Teaching the teachers: SPSCA helps with English proficiency
Recently Italy passed a rule requiring that high school seniors must take one of their subject matter classes in English. The problem is that the English language skills of the subject matter teachers are not strong enough to teach a class entirely in English.
Seattle-Perugia to the rescue! Leslie Keller, SPSCA president, and Jo Ellen Hathaway, a teacher at Seattle’s Roosevelt High School, spent three weeks in May helping 24 teachers at Perugia's Scientific High School Galileo Galilei improve their English.
The lessons focused on listening, speaking and pronunciation. Fifty-minute morning sessions, devoted primarily to listening, involved smaller groups of teachers who all taught the same subject. In the afternoons, a combined three-hour class with all the teachers included a variety of fun activities focused on pronunciation, listening and speaking.

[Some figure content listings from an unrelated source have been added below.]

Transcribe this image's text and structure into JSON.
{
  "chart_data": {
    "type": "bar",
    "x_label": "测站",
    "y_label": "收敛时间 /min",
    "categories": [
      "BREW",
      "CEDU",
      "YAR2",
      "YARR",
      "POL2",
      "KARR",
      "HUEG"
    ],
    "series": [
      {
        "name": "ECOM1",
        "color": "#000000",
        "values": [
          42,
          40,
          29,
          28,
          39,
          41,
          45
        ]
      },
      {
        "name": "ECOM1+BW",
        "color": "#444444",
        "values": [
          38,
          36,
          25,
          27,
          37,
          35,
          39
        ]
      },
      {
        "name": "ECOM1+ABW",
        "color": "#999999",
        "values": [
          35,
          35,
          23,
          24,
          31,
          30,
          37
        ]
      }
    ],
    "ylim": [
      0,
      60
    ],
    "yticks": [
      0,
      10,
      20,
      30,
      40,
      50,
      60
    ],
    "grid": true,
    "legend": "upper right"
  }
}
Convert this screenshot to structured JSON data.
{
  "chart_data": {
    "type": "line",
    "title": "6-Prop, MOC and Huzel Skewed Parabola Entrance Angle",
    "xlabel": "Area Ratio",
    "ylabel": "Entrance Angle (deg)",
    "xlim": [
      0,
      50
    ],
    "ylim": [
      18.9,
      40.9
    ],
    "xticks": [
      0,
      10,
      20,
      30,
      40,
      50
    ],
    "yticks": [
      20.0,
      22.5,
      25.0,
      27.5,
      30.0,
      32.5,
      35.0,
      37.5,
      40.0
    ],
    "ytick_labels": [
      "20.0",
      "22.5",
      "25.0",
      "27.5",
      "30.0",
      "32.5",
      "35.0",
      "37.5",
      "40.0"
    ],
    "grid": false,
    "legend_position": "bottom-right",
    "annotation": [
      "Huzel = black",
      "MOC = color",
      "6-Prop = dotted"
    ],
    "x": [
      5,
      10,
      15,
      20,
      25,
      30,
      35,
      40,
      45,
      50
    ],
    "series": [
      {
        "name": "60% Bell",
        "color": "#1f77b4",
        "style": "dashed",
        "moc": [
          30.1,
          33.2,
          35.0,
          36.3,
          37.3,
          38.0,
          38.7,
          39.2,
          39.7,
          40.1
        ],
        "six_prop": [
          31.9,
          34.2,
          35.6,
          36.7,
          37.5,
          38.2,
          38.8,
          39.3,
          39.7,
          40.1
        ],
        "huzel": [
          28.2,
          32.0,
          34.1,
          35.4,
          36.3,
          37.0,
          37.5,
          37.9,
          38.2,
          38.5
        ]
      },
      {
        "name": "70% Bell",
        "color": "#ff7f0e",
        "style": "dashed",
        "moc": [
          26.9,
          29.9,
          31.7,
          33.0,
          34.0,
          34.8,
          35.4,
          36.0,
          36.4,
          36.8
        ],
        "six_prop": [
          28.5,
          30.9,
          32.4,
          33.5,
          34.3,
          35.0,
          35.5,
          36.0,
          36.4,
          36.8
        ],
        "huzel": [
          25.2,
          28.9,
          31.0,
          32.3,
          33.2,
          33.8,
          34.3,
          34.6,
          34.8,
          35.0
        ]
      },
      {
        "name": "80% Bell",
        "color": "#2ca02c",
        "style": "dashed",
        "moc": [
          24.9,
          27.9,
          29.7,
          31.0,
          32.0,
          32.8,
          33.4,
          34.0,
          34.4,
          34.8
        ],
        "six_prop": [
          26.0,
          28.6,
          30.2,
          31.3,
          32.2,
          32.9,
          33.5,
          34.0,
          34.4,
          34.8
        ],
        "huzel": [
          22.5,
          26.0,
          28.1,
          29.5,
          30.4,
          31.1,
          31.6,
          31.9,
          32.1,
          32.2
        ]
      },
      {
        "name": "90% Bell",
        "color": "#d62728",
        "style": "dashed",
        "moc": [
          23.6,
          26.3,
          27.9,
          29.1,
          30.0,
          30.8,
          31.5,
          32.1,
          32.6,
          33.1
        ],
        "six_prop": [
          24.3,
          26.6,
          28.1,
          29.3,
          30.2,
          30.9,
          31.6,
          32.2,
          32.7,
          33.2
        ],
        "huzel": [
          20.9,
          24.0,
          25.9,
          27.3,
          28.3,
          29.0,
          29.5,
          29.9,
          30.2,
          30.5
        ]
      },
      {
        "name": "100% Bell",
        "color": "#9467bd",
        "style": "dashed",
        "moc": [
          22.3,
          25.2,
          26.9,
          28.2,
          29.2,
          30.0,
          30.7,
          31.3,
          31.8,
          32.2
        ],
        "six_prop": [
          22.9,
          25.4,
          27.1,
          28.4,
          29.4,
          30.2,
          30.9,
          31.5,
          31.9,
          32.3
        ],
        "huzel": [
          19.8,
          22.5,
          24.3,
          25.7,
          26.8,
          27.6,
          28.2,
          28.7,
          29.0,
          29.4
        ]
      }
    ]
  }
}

It was a very rewarding project for the two Seattle volunteers. "One of the most heartfelt experiences came during a listening activity that included Simon and Garfunkel's song, Bridge Over Troubled Water,” said Keller. "After reviewing the lyrics and discussing their meaning, the teachers sang the entire song in unison, not once but three times, at full voice and with heartfelt emotion. After the first rendition, Jo Ellen commented that teachers in Seattle would never sing so spontaneously in a large group like that. We were both moved to tears and were left with memories we will never forget."